Ebermann et al. (2010) studied 2 French Canadian sisters with USH2A who were homozygous for the 4338delCT mutation in the USH2A gene (608400.0003), and in 1 of the sisters, who had earlier onset and more severe retinal disease, they identified an additional de novo heterozygous frameshift mutation in the PDZD7 gene (612971.0001). The PDZD7 mutation was not present in the other sister, who had a much milder retinal phenotype. Ebermann et al. (2010) concluded that PDZD7 is a retinal disease modifier in patients with USH2A.
Abadie et al. (2012) analyzed the audiologic findings in 100 USH2 patients, including 88 with USH2A mutations, 10 with GPR98 mutations, and 2 with WHRN mutations. The median age of diagnosis of hearing loss was 5 years (range, 8 months to 31 years), but some patients may have had earlier onset. Usher syndrome was diagnosed at a median age of 34.5 years. Most patients (76%) patients had moderate hearing loss and most (66%) had a gently down-sloping audiogram. The median pure tone average (PTA) was 59.7 dB. There were no significant differences between patients with USH2A and GPR98 mutations, but the GPR98 cases had a higher proportion of severe hearing loss (40%) compared to USH2A cases (16%). Among all groups, cut-off frequencies were noted at 500-1000 Hz. There was some intrafamilial variability. Overall, Abadie et al. (2012) concluded that it is not possible to predict the mutated gene from audiograms in patients with USH2.
Population GeneticsDreyer et al. (2001) presented data indicating that the widespread geographic distribution of the USH2A 2299delG mutation (608400.0001) is the result of an ancestral mutation that spread throughout Europe and into the New World as a result of migration. Various studies had reported a range of frequencies (from 0.16 to 0.44) among patients with Usher syndrome, depending on the geographic origin of the patients. Dreyer et al. (2001) performed haplotype analysis on DNA samples from 116 unrelated patients with Usher syndrome type IIa; the patients were from 14 countries and represented 148 2299delG alleles. On the basis of 6 single-nucleotide polymorphisms (SNPs) within the USH2A gene, 12 core haplotypes were observed in a panel of normal chromosomes.

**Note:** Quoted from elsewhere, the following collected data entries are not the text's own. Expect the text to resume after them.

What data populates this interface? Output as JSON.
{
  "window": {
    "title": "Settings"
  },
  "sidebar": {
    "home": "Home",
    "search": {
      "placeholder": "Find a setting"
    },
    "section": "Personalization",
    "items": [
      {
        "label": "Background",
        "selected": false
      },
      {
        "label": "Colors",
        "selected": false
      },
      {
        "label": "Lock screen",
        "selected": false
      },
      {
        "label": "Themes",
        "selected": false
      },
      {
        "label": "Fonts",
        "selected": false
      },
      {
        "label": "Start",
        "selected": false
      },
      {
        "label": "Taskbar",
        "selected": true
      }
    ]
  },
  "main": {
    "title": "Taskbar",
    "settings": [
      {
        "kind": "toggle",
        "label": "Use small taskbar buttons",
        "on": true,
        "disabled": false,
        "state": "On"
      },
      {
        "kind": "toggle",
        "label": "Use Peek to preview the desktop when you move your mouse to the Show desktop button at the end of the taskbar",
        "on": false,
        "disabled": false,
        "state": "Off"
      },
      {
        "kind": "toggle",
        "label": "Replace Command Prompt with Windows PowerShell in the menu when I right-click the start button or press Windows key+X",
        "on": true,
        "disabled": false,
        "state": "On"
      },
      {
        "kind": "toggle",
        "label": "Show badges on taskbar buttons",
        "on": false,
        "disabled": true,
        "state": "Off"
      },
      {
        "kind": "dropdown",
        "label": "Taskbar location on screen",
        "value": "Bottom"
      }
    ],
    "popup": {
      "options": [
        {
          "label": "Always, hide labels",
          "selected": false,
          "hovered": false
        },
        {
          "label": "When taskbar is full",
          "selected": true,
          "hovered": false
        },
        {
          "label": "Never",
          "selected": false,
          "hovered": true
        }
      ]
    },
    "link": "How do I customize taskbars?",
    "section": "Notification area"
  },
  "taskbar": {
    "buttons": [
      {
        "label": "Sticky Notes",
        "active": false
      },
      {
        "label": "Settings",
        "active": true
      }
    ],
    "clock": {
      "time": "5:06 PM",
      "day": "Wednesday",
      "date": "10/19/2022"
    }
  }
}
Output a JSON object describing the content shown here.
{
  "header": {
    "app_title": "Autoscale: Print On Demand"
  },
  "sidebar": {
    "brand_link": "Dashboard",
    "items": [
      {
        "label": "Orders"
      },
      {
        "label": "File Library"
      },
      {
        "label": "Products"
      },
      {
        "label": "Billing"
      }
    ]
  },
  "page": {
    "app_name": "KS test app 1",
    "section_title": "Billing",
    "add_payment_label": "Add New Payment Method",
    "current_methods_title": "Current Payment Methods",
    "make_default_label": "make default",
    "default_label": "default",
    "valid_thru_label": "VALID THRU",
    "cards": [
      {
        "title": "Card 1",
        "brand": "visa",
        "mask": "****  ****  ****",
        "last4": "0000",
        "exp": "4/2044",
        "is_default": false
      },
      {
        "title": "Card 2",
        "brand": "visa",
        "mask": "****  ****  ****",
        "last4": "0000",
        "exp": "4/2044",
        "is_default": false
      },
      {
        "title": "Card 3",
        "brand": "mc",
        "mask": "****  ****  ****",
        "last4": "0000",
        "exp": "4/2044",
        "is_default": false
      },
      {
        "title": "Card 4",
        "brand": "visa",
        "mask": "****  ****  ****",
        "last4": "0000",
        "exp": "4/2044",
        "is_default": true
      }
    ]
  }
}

However, in their patient analysis, only 1 core haplotype was associated with the 2299delG mutation.
Ouyang et al. (2004) confirmed that 2299delG is the most common mutation in USH2A, accounting for 77.5% of pathologic alleles. In 5 of the 24 patients, the 2299delG mutation was present in homozygous state; in 3 it was present in compound heterozygous state with other mutations; and in 16 it was present in heterozygous state.
Ebermann et al. (2009) identified a homozygous USH2A mutation (4338delCT; 608400.0003) in 4 of 9 French Canadian families with Usher syndrome type IIa from Quebec and New Brunswick, the former Acadia. Affected individuals from 2 additional families carried the mutation in heterozygosity. Altogether, the 4338delCT mutation accounted for 10 (55.6%) of 18 disease alleles. Haplotype analysis indicated a founder effect. The findings indicated that the Acadian and Quebec populations share common ancestors.
HistoryHmani-Aifa et al. (2009) identified GPR98 mutations in the Usher II syndrome family previously mapped to the USH2B locus on chromosome 3p23-p24.2. They concluded that the USH2B locus does not exist and therefore withdrew the locus designation.